Ê Designed for IBM System Services Representative (IBM SSR) setup, install, and service.

Ê Error Detection and Fault Isolation (ED/FI).

Ê FFDC.

Ê Light path service indicators.

Ê Service and FRU labels that are available on the system.

Ê Service procedures are documented in IBM Documentation or available through the HMC.

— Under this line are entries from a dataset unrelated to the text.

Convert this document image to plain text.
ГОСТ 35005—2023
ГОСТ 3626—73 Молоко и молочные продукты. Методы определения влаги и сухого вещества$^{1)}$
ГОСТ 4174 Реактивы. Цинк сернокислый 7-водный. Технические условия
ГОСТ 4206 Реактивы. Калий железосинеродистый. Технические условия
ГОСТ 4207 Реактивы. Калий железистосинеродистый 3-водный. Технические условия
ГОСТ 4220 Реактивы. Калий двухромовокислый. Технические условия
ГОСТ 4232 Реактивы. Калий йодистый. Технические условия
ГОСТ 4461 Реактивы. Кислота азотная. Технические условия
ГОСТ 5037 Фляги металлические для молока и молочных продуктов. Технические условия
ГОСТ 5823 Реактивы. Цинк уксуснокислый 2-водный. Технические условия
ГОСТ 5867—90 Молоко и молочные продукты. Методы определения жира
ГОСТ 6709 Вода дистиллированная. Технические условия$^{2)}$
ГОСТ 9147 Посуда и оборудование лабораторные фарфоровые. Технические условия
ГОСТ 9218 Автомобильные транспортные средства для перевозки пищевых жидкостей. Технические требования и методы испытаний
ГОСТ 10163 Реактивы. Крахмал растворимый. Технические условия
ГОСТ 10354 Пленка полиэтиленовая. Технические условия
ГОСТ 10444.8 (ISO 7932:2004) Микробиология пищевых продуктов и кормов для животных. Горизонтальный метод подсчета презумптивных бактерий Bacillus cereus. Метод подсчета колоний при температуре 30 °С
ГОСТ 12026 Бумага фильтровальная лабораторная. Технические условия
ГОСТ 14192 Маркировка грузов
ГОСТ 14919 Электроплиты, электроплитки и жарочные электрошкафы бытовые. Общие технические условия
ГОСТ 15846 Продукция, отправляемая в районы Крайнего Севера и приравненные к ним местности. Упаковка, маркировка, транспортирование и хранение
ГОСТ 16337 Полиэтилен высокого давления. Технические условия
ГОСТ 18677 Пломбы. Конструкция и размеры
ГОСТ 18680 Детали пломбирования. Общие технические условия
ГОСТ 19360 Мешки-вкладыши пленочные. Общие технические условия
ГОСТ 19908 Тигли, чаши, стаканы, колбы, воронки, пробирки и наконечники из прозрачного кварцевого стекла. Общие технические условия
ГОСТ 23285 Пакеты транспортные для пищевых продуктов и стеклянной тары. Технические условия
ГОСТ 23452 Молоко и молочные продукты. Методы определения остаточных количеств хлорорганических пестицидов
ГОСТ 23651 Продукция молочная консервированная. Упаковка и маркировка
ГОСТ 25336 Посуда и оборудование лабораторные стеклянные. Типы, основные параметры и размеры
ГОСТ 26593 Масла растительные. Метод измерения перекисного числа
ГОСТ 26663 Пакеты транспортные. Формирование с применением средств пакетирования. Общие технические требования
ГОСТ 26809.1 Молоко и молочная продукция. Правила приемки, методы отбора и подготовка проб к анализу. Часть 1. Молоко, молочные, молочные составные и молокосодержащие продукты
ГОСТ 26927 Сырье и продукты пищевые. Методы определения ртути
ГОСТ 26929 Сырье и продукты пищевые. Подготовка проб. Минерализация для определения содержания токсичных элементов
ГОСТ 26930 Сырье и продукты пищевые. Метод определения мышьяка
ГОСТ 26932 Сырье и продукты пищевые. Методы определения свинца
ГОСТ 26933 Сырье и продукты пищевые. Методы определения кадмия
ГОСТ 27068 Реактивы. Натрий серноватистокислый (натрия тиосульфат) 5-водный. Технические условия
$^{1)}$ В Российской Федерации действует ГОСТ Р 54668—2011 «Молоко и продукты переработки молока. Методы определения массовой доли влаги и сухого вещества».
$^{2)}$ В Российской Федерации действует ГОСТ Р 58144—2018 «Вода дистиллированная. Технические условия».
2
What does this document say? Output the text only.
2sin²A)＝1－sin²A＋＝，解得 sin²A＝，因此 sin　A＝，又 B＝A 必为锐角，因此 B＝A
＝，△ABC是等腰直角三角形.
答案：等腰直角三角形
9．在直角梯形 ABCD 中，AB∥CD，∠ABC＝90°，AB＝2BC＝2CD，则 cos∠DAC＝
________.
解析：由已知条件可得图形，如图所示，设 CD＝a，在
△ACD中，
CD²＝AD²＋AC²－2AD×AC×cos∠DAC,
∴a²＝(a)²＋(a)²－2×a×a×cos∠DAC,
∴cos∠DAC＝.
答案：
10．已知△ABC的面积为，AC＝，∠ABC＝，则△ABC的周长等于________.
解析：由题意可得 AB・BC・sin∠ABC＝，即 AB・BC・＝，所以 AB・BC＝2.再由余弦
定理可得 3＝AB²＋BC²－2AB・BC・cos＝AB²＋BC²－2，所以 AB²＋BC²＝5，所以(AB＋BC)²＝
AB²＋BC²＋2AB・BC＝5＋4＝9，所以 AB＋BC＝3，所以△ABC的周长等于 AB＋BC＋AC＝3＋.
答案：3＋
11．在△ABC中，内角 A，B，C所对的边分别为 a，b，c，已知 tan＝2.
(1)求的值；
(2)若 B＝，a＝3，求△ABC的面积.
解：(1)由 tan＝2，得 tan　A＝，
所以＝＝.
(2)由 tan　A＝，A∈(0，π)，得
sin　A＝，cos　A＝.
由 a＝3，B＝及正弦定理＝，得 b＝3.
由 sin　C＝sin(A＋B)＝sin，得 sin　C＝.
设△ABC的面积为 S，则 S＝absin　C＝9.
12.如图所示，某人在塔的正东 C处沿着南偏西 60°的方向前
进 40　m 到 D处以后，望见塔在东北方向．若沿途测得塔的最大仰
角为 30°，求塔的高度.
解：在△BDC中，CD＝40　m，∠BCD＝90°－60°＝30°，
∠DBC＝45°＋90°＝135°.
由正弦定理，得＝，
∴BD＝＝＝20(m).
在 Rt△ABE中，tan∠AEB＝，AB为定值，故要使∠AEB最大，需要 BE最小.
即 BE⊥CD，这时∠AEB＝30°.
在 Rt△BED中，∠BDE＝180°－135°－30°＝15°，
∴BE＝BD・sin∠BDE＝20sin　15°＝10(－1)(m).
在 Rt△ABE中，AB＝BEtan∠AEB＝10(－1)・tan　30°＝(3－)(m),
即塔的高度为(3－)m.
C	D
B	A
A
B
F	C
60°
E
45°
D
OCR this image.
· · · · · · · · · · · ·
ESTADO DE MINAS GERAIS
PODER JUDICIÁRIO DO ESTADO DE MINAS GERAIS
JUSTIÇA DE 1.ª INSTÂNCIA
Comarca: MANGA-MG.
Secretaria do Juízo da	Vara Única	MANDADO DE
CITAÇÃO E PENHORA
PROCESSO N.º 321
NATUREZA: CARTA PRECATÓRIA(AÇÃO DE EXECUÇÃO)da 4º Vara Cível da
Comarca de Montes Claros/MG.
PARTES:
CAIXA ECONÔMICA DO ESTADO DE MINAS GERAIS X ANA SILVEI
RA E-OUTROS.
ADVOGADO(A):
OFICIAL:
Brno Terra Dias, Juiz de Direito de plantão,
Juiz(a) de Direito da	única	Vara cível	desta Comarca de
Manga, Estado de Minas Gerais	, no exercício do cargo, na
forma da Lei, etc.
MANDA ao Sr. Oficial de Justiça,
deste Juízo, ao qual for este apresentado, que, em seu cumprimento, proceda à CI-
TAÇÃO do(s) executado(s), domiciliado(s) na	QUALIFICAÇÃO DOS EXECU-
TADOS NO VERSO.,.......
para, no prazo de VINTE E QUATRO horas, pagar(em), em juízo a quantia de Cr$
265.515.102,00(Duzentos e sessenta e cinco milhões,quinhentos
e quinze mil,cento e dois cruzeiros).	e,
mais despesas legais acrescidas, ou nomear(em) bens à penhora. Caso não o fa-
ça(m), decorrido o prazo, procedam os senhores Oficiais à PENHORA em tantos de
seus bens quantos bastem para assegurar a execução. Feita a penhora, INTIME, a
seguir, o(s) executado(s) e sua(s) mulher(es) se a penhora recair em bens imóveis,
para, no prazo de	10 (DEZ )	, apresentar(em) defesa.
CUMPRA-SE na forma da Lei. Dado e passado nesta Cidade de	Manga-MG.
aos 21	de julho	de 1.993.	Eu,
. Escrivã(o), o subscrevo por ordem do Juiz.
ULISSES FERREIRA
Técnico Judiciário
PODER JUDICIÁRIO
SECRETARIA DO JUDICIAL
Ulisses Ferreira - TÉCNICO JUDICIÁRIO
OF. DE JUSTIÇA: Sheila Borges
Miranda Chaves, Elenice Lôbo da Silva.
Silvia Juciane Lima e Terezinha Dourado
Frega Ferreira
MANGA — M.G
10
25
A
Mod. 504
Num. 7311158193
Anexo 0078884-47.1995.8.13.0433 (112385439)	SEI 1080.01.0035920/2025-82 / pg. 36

Ê Automatic reporting of serviceable events to IBM through the Electronic Service Agent (ESA) Call Home application.

4.5.1 Service environment

In the PowerVM environment, the HMC is a dedicated server that provides functions for configuring and managing servers for either partitioned or full-system partition by using a GUI, command-line interface (CLI), or Representational State Transfer (REST) API. An HMC that is attached to the system enables support personnel (with client authorization) to remotely or locally (by using the physical HMC that is in proximity of the server being serviced) log in to review error logs and perform remote maintenance if required.

The Power10 processor-based servers support several service environments:

Ê Attachment to one or more HMCs or virtual HMCS (vHMCs) is a supported option by the system with PowerVM. This configuration is the default one for servers supporting logical partitions (LPARs) with dedicated or virtual I/O. In this case, all servers have at least one LPAR.

Ê No HMC. There are two service strategies for non-HMC systems:

– Full-system partition with PowerVM: A single partition owns all the server resources and only one operating system (OS) may be installed. The primary service interface is through the OS and the service processor.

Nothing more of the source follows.